REFINANCE: When Is It OK to Borrow from Your Retirement Plan?

Wednesday, January 27, 2016

When Is It OK to Borrow from Your Retirement Plan?

So you’re facing an extraordinary expense and you’re thinking about borrowing from your retirement plan? Before you do that, it’s a good to think about the consequences. After all, this is your retirement money that you’re touching.

Here’s when it’s okay to borrow from your retirement plan.

When You’re at Your Wit’s End

If you have very little savings in the bank, you’ve maxed out your credit cards, and you’re desperately in need of some cash for an emergency expense, then it’s acceptable to borrow money from your retirement plan.

Keep in mind, though, that if you’re borrowing from a 401k or 403b retirement plan, that plan is tied to the company that employs you. If you decide to leave that company before you’ve paid off the balance, then you’re going to face another financial hurdle as you’ll likely need to pay the loan balance in full when you exit or accept the money as a distribution.

However, if you’re borrowing from an IRA, you won’t face that kind of restriction. That’s why it might be preferable to borrow from an IRA instead of a retirement plan tied to your place of employment.

When It Has the Lowest Rate

If you’re credit isn’t that great, then borrowing money from your retirement plan is probably your best loan option because it’s likely to give you a lower rate.

Keep in mind, though, that if you started retirement planning early, you might have a sizable nest egg in place. If you borrow a significant percentage of that money, and can’t pay it back, then you’re probably going to end up taking an early distribution from your retirement account. That means you’ll have to pay taxes on the amount that you withdrew as well as a 10% penalty.
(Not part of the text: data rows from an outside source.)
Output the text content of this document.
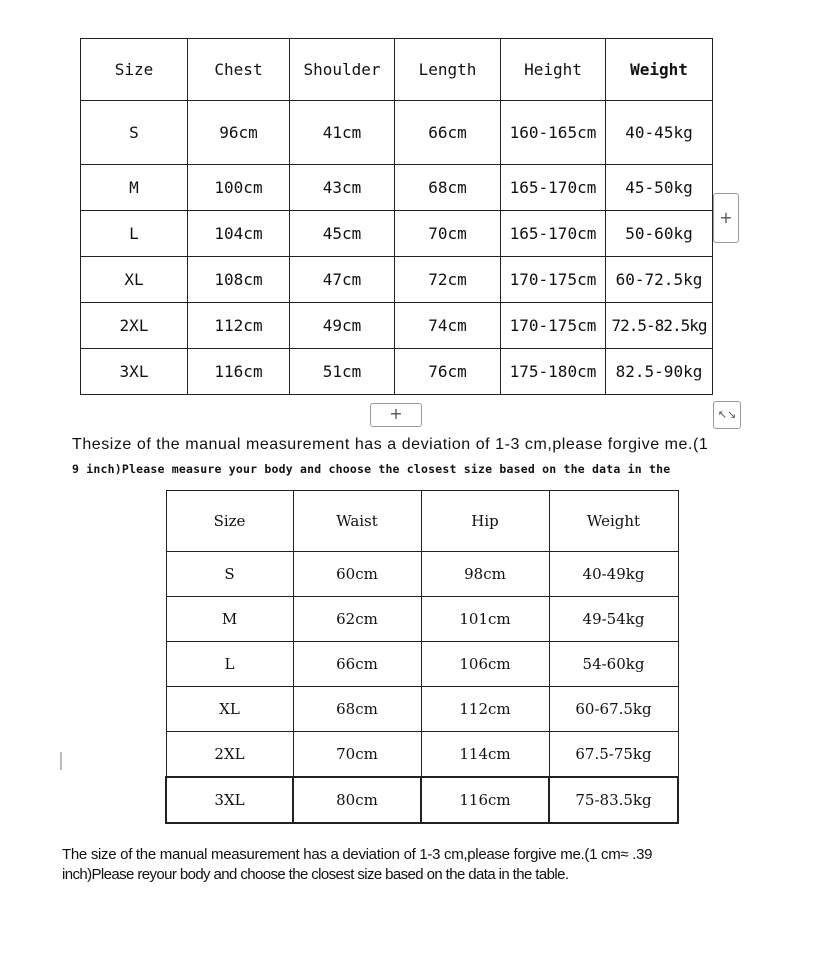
Size	Chest	Shoulder	Length	Height	Weight
S	96cm	41cm	66cm	160-165cm	40-45kg
M	100cm	43cm	68cm	165-170cm	45-50kg
L	104cm	45cm	70cm	165-170cm	50-60kg
XL	108cm	47cm	72cm	170-175cm	60-72.5kg
2XL	112cm	49cm	74cm	170-175cm	72.5-82.5kg
3XL	116cm	51cm	76cm	175-180cm	82.5-90kg
+
+	↖↘

Thesize of the manual measurement has a deviation of 1-3 cm,please forgive me.(1

9 inch)Please measure your body and choose the closest size based on the data in the

Size	Waist	Hip	Weight
S	60cm	98cm	40-49kg
M	62cm	101cm	49-54kg
L	66cm	106cm	54-60kg
XL	68cm	112cm	60-67.5kg
2XL	70cm	114cm	67.5-75kg
3XL	80cm	116cm	75-83.5kg

The size of the manual measurement has a deviation of 1-3 cm,please forgive me.(1 cm≈ .39

inch)Please reyour body and choose the closest size based on the data in the table.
The bottom line is that you want to be extremely careful before you borrow from your retirement plan. It could actually put you in a worse financial position if you can’t pay the money back.

When Your Job Is Secure

If you’re fairly certain that you’re a “lifer” at your job, then feel free to borrow money from your retirement account.

As we’ve seen, your 401k or 403b account is tied to your work. So, if that’s the retirement plan that you intend to borrow against, and you know you’re staying there for a while, then your risk is fairly minimal.
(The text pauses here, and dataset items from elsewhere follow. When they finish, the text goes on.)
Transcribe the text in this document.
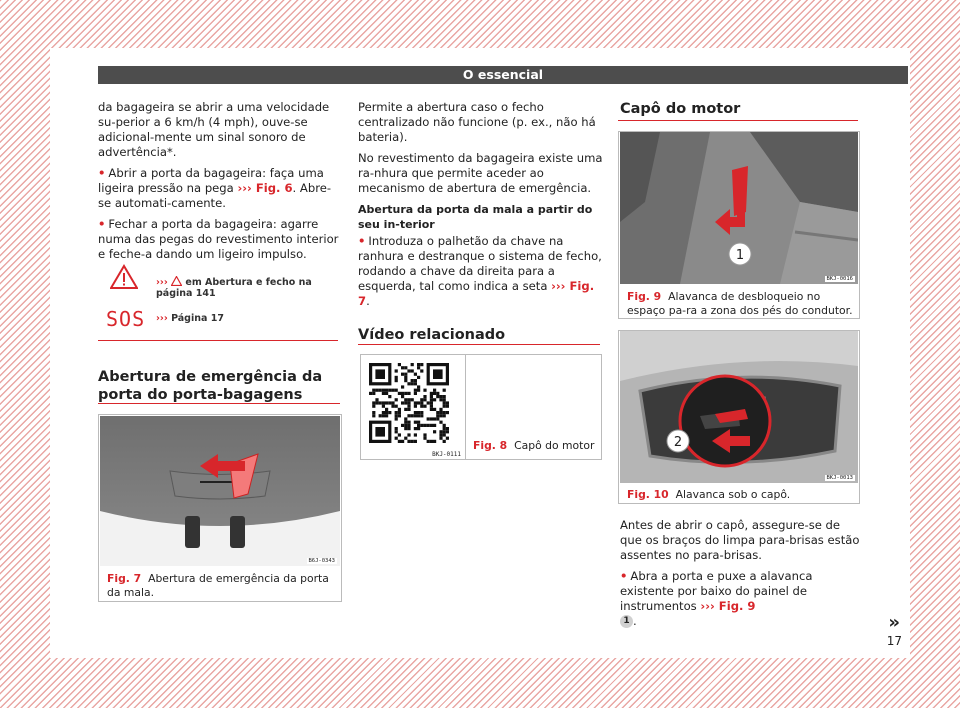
O essencial

da bagageira se abrir a uma velocidade su-perior a 6 km/h (4 mph), ouve-se adicional-mente um sinal sonoro de advertência*.

• Abrir a porta da bagageira: faça uma ligeira pressão na pega ››› Fig. 6. Abre-se automati-camente.

• Fechar a porta da bagageira: agarre numa das pegas do revestimento interior e feche-a dando um ligeiro impulso.

››› em Abertura e fecho na página 141
SOS ››› Página 17
Abertura de emergência da porta do porta-bagagens
B6J-0343
Fig. 7 Abertura de emergência da porta da mala.

Permite a abertura caso o fecho centralizado não funcione (p. ex., não há bateria).

No revestimento da bagageira existe uma ra-nhura que permite aceder ao mecanismo de abertura de emergência.

Abertura da porta da mala a partir do seu in-terior

• Introduza o palhetão da chave na ranhura e destranque o sistema de fecho, rodando a chave da direita para a esquerda, tal como indica a seta ››› Fig. 7.

Vídeo relacionado
BKJ-0111
Fig. 8 Capô do motor
Capô do motor
1
BKJ-0016
Fig. 9 Alavanca de desbloqueio no espaço pa-ra a zona dos pés do condutor.
2
BKJ-0013
Fig. 10 Alavanca sob o capô.

Antes de abrir o capô, assegure-se de que os braços do limpa para-brisas estão assentes no para-brisas.

• Abra a porta e puxe a alavanca existente por baixo do painel de instrumentos ››› Fig. 9
1 .	»
17
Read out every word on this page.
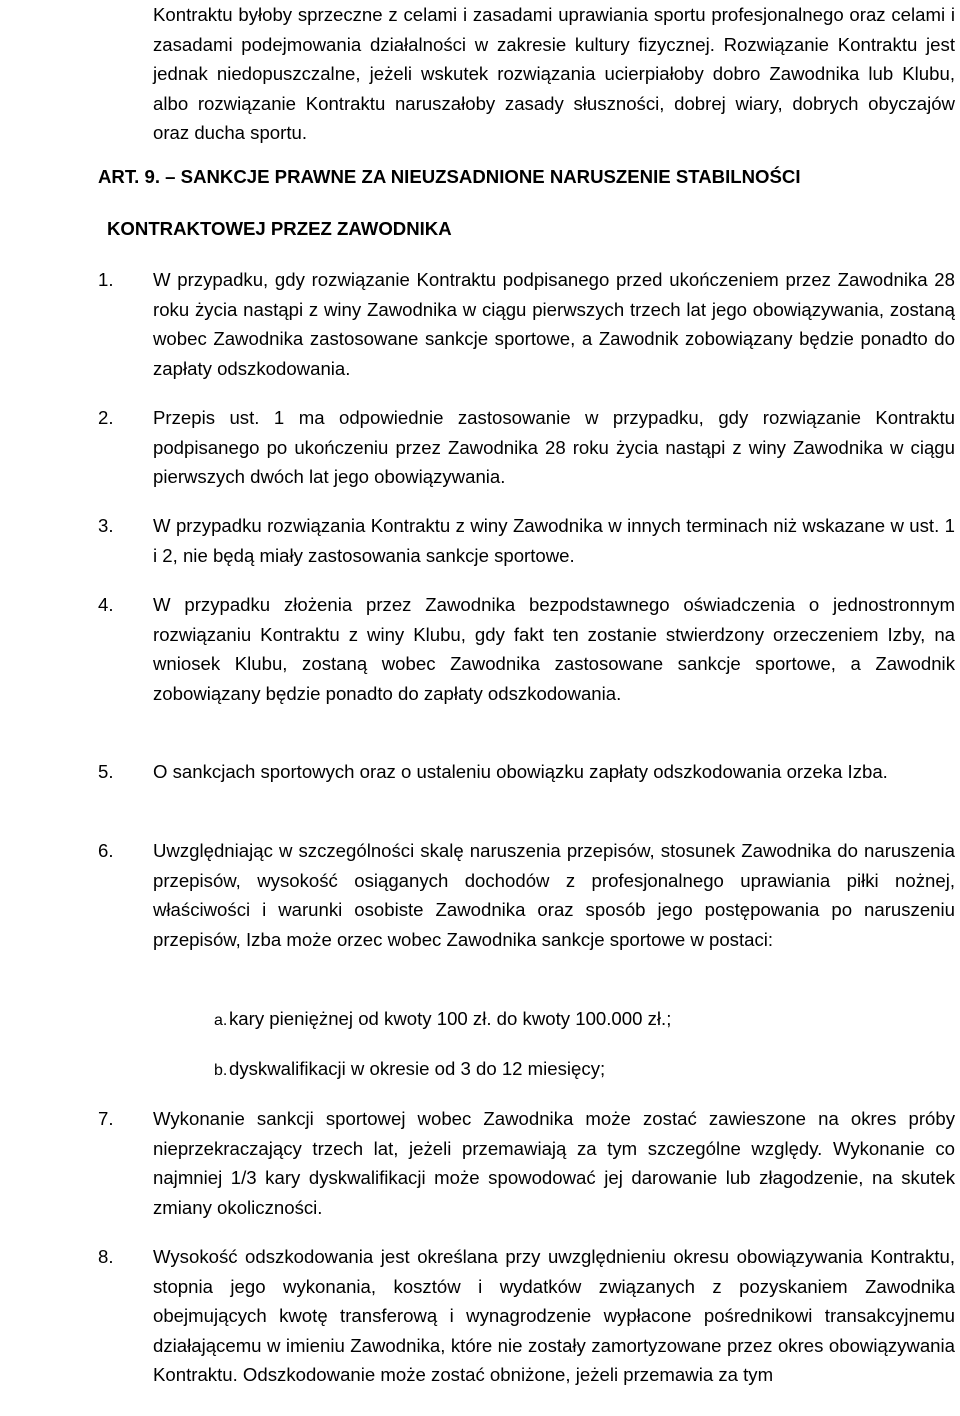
Kontraktu byłoby sprzeczne z celami i zasadami uprawiania sportu profesjonalnego oraz celami i zasadami podejmowania działalności w zakresie kultury fizycznej. Rozwiązanie Kontraktu jest jednak niedopuszczalne, jeżeli wskutek rozwiązania ucierpiałoby dobro Zawodnika lub Klubu, albo rozwiązanie Kontraktu naruszałoby zasady słuszności, dobrej wiary, dobrych obyczajów oraz ducha sportu.

ART. 9. – SANKCJE PRAWNE ZA NIEUZSADNIONE NARUSZENIE STABILNOŚCI

KONTRAKTOWEJ PRZEZ ZAWODNIKA

1. W przypadku, gdy rozwiązanie Kontraktu podpisanego przed ukończeniem przez Zawodnika 28 roku życia nastąpi z winy Zawodnika w ciągu pierwszych trzech lat jego obowiązywania, zostaną wobec Zawodnika zastosowane sankcje sportowe, a Zawodnik zobowiązany będzie ponadto do zapłaty odszkodowania.

2. Przepis ust. 1 ma odpowiednie zastosowanie w przypadku, gdy rozwiązanie Kontraktu podpisanego po ukończeniu przez Zawodnika 28 roku życia nastąpi z winy Zawodnika w ciągu pierwszych dwóch lat jego obowiązywania.

3. W przypadku rozwiązania Kontraktu z winy Zawodnika w innych terminach niż wskazane w ust. 1 i 2, nie będą miały zastosowania sankcje sportowe.

4. W przypadku złożenia przez Zawodnika bezpodstawnego oświadczenia o jednostronnym rozwiązaniu Kontraktu z winy Klubu, gdy fakt ten zostanie stwierdzony orzeczeniem Izby, na wniosek Klubu, zostaną wobec Zawodnika zastosowane sankcje sportowe, a Zawodnik zobowiązany będzie ponadto do zapłaty odszkodowania.

5. O sankcjach sportowych oraz o ustaleniu obowiązku zapłaty odszkodowania orzeka Izba.

6. Uwzględniając w szczególności skalę naruszenia przepisów, stosunek Zawodnika do naruszenia przepisów, wysokość osiąganych dochodów z profesjonalnego uprawiania piłki nożnej, właściwości i warunki osobiste Zawodnika oraz sposób jego postępowania po naruszeniu przepisów, Izba może orzec wobec Zawodnika sankcje sportowe w postaci:

a.kary pieniężnej od kwoty 100 zł. do kwoty 100.000 zł.;
b.dyskwalifikacji w okresie od 3 do 12 miesięcy;
7. Wykonanie sankcji sportowej wobec Zawodnika może zostać zawieszone na okres próby nieprzekraczający trzech lat, jeżeli przemawiają za tym szczególne względy. Wykonanie co najmniej 1/3 kary dyskwalifikacji może spowodować jej darowanie lub złagodzenie, na skutek zmiany okoliczności.

8. Wysokość odszkodowania jest określana przy uwzględnieniu okresu obowiązywania Kontraktu, stopnia jego wykonania, kosztów i wydatków związanych z pozyskaniem Zawodnika obejmujących kwotę transferową i wynagrodzenie wypłacone pośrednikowi transakcyjnemu działającemu w imieniu Zawodnika, które nie zostały zamortyzowane przez okres obowiązywania Kontraktu. Odszkodowanie może zostać obniżone, jeżeli przemawia za tym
Also, job security gives you some peace of mind that you’ll be in a position to pay back the loan over time. That also reduces the risk that you’ll have to take a distribution.
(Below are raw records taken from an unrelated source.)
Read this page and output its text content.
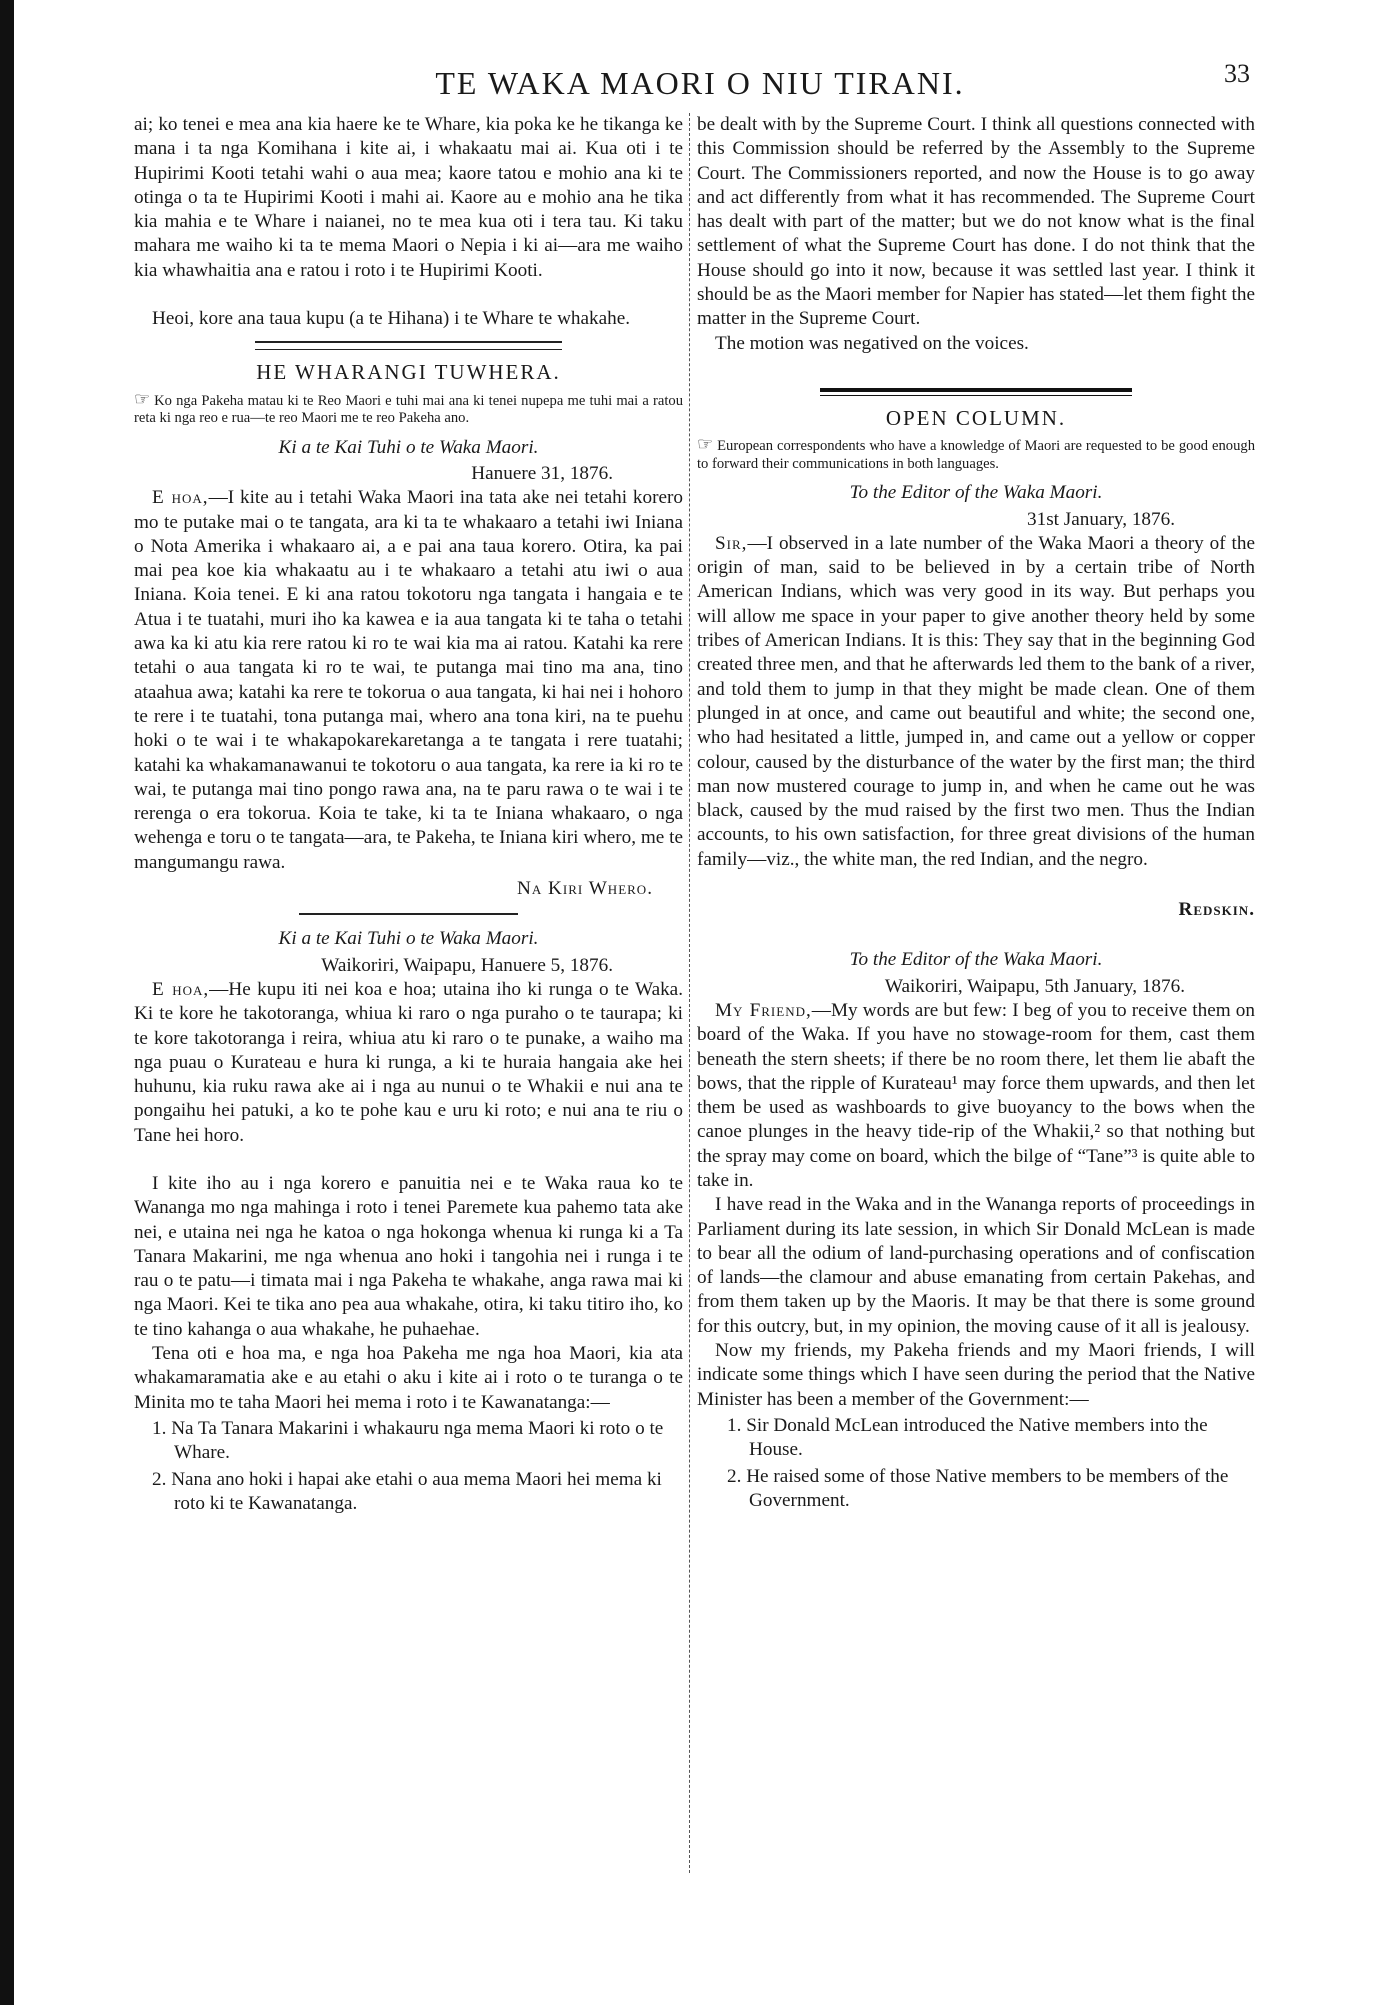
TE WAKA MAORI O NIU TIRANI.	33

ai; ko tenei e mea ana kia haere ke te Whare, kia poka ke he tikanga ke mana i ta nga Komihana i kite ai, i whakaatu mai ai. Kua oti i te Hupirimi Kooti tetahi wahi o aua mea; kaore tatou e mohio ana ki te otinga o ta te Hupirimi Kooti i mahi ai. Kaore au e mohio ana he tika kia mahia e te Whare i naianei, no te mea kua oti i tera tau. Ki taku mahara me waiho ki ta te mema Maori o Nepia i ki ai—ara me waiho kia whawhaitia ana e ratou i roto i te Hupirimi Kooti.

Heoi, kore ana taua kupu (a te Hihana) i te Whare te whakahe.

HE WHARANGI TUWHERA.
☞ Ko nga Pakeha matau ki te Reo Maori e tuhi mai ana ki tenei nupepa me tuhi mai a ratou reta ki nga reo e rua—te reo Maori me te reo Pakeha ano.
Ki a te Kai Tuhi o te Waka Maori.
Hanuere 31, 1876.

E hoa,—I kite au i tetahi Waka Maori ina tata ake nei tetahi korero mo te putake mai o te tangata, ara ki ta te whakaaro a tetahi iwi Iniana o Nota Amerika i whakaaro ai, a e pai ana taua korero. Otira, ka pai mai pea koe kia whakaatu au i te whakaaro a tetahi atu iwi o aua Iniana. Koia tenei. E ki ana ratou tokotoru nga tangata i hangaia e te Atua i te tuatahi, muri iho ka kawea e ia aua tangata ki te taha o tetahi awa ka ki atu kia rere ratou ki ro te wai kia ma ai ratou. Katahi ka rere tetahi o aua tangata ki ro te wai, te putanga mai tino ma ana, tino ataahua awa; katahi ka rere te tokorua o aua tangata, ki hai nei i hohoro te rere i te tuatahi, tona putanga mai, whero ana tona kiri, na te puehu hoki o te wai i te whakapokarekaretanga a te tangata i rere tuatahi; katahi ka whakamanawanui te tokotoru o aua tangata, ka rere ia ki ro te wai, te putanga mai tino pongo rawa ana, na te paru rawa o te wai i te rerenga o era tokorua. Koia te take, ki ta te Iniana whakaaro, o nga wehenga e toru o te tangata—ara, te Pakeha, te Iniana kiri whero, me te mangumangu rawa.

Na Kiri Whero.
Ki a te Kai Tuhi o te Waka Maori.
Waikoriri, Waipapu, Hanuere 5, 1876.

E hoa,—He kupu iti nei koa e hoa; utaina iho ki runga o te Waka. Ki te kore he takotoranga, whiua ki raro o nga puraho o te taurapa; ki te kore takotoranga i reira, whiua atu ki raro o te punake, a waiho ma nga puau o Kurateau e hura ki runga, a ki te huraia hangaia ake hei huhunu, kia ruku rawa ake ai i nga au nunui o te Whakii e nui ana te pongaihu hei patuki, a ko te pohe kau e uru ki roto; e nui ana te riu o Tane hei horo.

I kite iho au i nga korero e panuitia nei e te Waka raua ko te Wananga mo nga mahinga i roto i tenei Paremete kua pahemo tata ake nei, e utaina nei nga he katoa o nga hokonga whenua ki runga ki a Ta Tanara Makarini, me nga whenua ano hoki i tangohia nei i runga i te rau o te patu—i timata mai i nga Pakeha te whakahe, anga rawa mai ki nga Maori. Kei te tika ano pea aua whakahe, otira, ki taku titiro iho, ko te tino kahanga o aua whakahe, he puhaehae.

Tena oti e hoa ma, e nga hoa Pakeha me nga hoa Maori, kia ata whakamaramatia ake e au etahi o aku i kite ai i roto o te turanga o te Minita mo te taha Maori hei mema i roto i te Kawanatanga:—

1. Na Ta Tanara Makarini i whakauru nga mema Maori ki roto o te Whare.

2. Nana ano hoki i hapai ake etahi o aua mema Maori hei mema ki roto ki te Kawanatanga.

be dealt with by the Supreme Court. I think all questions connected with this Commission should be referred by the Assembly to the Supreme Court. The Commissioners reported, and now the House is to go away and act differently from what it has recommended. The Supreme Court has dealt with part of the matter; but we do not know what is the final settlement of what the Supreme Court has done. I do not think that the House should go into it now, because it was settled last year. I think it should be as the Maori member for Napier has stated—let them fight the matter in the Supreme Court.

The motion was negatived on the voices.

OPEN COLUMN.
☞ European correspondents who have a knowledge of Maori are requested to be good enough to forward their communications in both languages.
To the Editor of the Waka Maori.
31st January, 1876.

Sir,—I observed in a late number of the Waka Maori a theory of the origin of man, said to be believed in by a certain tribe of North American Indians, which was very good in its way. But perhaps you will allow me space in your paper to give another theory held by some tribes of American Indians. It is this: They say that in the beginning God created three men, and that he afterwards led them to the bank of a river, and told them to jump in that they might be made clean. One of them plunged in at once, and came out beautiful and white; the second one, who had hesitated a little, jumped in, and came out a yellow or copper colour, caused by the disturbance of the water by the first man; the third man now mustered courage to jump in, and when he came out he was black, caused by the mud raised by the first two men. Thus the Indian accounts, to his own satisfaction, for three great divisions of the human family—viz., the white man, the red Indian, and the negro.

Redskin.
To the Editor of the Waka Maori.
Waikoriri, Waipapu, 5th January, 1876.

My Friend,—My words are but few: I beg of you to receive them on board of the Waka. If you have no stowage-room for them, cast them beneath the stern sheets; if there be no room there, let them lie abaft the bows, that the ripple of Kurateau¹ may force them upwards, and then let them be used as washboards to give buoyancy to the bows when the canoe plunges in the heavy tide-rip of the Whakii,² so that nothing but the spray may come on board, which the bilge of “Tane”³ is quite able to take in.

I have read in the Waka and in the Wananga reports of proceedings in Parliament during its late session, in which Sir Donald McLean is made to bear all the odium of land-purchasing operations and of confiscation of lands—the clamour and abuse emanating from certain Pakehas, and from them taken up by the Maoris. It may be that there is some ground for this outcry, but, in my opinion, the moving cause of it all is jealousy.

Now my friends, my Pakeha friends and my Maori friends, I will indicate some things which I have seen during the period that the Native Minister has been a member of the Government:—

1. Sir Donald McLean introduced the Native members into the House.

2. He raised some of those Native members to be members of the Government.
On the other hand, if your boss has been expressing misgivings about your work lately and there’s rumors of looming layoffs, then it’s probably best if you explored other options as opposed to borrowing against your retirement plan.

There are times when it’s acceptable to borrow from your IRA, 401k, or 403b. Exercise some up front due diligence and proceed with caution as you touch your retirement savings for important emergency expenses.